Increased winter soil temperature variability enhances nitrogen cycling and soil biotic activity in temperate heathland and grassland mesocosms
- 1Disturbance Ecology, BayCEER, University of Bayreuth, 95440 Bayreuth, Germany
- 2Biogeography, BayCEER, University of Bayreuth, 95440 Bayreuth, Germany
- 3Research Unit Environmental Genomics, Helmholtz Zentrum München, 85764 Neuherberg, Germany
- 4Biology, University of Western Ontario, London, Ontario, Canada
- 5Experimental Plant Ecology, Institute of Botany and Landscape Ecology, Ernst-Moritz-Arndt University Greifswald, 17487 Greifswald, Germany
Abstract. Winter air temperatures are projected to increase in the temperate zone, whereas snow cover is projected to decrease, leading to increased soil temperature variability, and potentially to changes in nutrient cycling. Here, we experimentally evaluated the effects of increased winter soil temperature variability on selected aspects of the N-cycle in mesocosms containing different plant community compositions. The experiment was replicated at two sites, a colder mountainous upland site with high snow accumulation and a warmer and drier lowland site.
Increased soil temperature variability enhanced soil biotic activity for both sites during winter, as indicated by 35% higher nitrogen (N) availability in the soil solution, 40% higher belowground decomposition and a 25% increase in the potential activity of the enzyme cellobiohydrolase. The mobilization of N differed between sites, and the 15N signal in leaves was reduced by 31% in response to winter warming pulses, but only at the cold site, with significant reductions occurring for three of four tested plant species at this site. Furthermore, there was a trend of increased N leaching in response to the recurrent winter warming pulses.

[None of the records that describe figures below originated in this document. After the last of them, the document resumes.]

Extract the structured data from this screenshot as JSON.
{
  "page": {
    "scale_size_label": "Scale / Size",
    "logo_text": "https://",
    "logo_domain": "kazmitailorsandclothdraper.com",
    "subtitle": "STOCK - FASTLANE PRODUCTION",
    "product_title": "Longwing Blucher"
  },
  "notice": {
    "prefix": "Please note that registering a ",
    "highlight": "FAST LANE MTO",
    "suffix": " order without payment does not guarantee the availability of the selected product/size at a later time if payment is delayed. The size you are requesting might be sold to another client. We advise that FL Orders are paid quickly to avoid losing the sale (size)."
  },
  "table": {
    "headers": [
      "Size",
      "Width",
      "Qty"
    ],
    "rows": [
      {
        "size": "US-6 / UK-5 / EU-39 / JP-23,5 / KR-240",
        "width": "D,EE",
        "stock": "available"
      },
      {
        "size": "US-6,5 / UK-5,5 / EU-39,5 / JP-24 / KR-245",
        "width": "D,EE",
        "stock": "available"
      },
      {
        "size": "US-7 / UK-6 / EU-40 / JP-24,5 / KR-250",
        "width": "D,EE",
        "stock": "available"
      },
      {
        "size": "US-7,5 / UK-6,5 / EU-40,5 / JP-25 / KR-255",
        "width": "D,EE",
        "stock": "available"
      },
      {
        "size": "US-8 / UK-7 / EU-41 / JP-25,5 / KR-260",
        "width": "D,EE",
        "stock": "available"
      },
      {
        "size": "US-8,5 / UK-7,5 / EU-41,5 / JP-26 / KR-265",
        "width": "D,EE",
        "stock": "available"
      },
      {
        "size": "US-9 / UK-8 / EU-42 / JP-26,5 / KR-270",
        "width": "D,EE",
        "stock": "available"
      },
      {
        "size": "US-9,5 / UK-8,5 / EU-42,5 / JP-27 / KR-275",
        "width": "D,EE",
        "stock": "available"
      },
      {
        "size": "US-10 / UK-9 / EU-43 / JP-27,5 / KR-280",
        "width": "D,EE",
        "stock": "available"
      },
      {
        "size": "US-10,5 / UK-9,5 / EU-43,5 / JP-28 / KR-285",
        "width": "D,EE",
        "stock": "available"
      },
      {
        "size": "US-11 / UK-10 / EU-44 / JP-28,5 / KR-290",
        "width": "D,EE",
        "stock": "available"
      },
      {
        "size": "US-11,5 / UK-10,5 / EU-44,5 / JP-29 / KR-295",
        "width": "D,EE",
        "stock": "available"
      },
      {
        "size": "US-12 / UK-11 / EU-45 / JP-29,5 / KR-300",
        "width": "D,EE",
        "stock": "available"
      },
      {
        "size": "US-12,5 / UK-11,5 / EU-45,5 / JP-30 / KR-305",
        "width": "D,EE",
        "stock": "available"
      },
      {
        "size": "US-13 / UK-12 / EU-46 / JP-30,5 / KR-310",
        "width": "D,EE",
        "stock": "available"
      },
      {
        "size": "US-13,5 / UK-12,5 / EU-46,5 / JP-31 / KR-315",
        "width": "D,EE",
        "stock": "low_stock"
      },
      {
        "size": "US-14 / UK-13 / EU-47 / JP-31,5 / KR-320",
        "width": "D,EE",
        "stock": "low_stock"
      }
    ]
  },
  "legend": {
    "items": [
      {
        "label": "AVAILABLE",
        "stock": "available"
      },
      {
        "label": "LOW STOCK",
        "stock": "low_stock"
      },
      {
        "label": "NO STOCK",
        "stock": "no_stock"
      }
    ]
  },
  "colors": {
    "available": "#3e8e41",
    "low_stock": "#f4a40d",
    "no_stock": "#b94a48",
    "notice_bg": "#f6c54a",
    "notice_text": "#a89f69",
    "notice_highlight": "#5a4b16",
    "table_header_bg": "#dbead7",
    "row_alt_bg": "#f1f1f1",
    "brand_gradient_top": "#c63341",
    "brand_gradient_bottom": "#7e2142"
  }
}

Overall, projected winter climate change in the temperate zone, with less snow and more variable soil temperatures, appears important for shifts in ecosystem functioning (i.e. nutrient cycling). While the effects of warming pulses on plant N mobilization did not differ among sites, reduced plant 15N incorporation at the colder temperate site suggests that frost damage may reduce plant N uptake in a warmer world, with important implications for nitrogen cycling and nitrogen losses from ecosystems.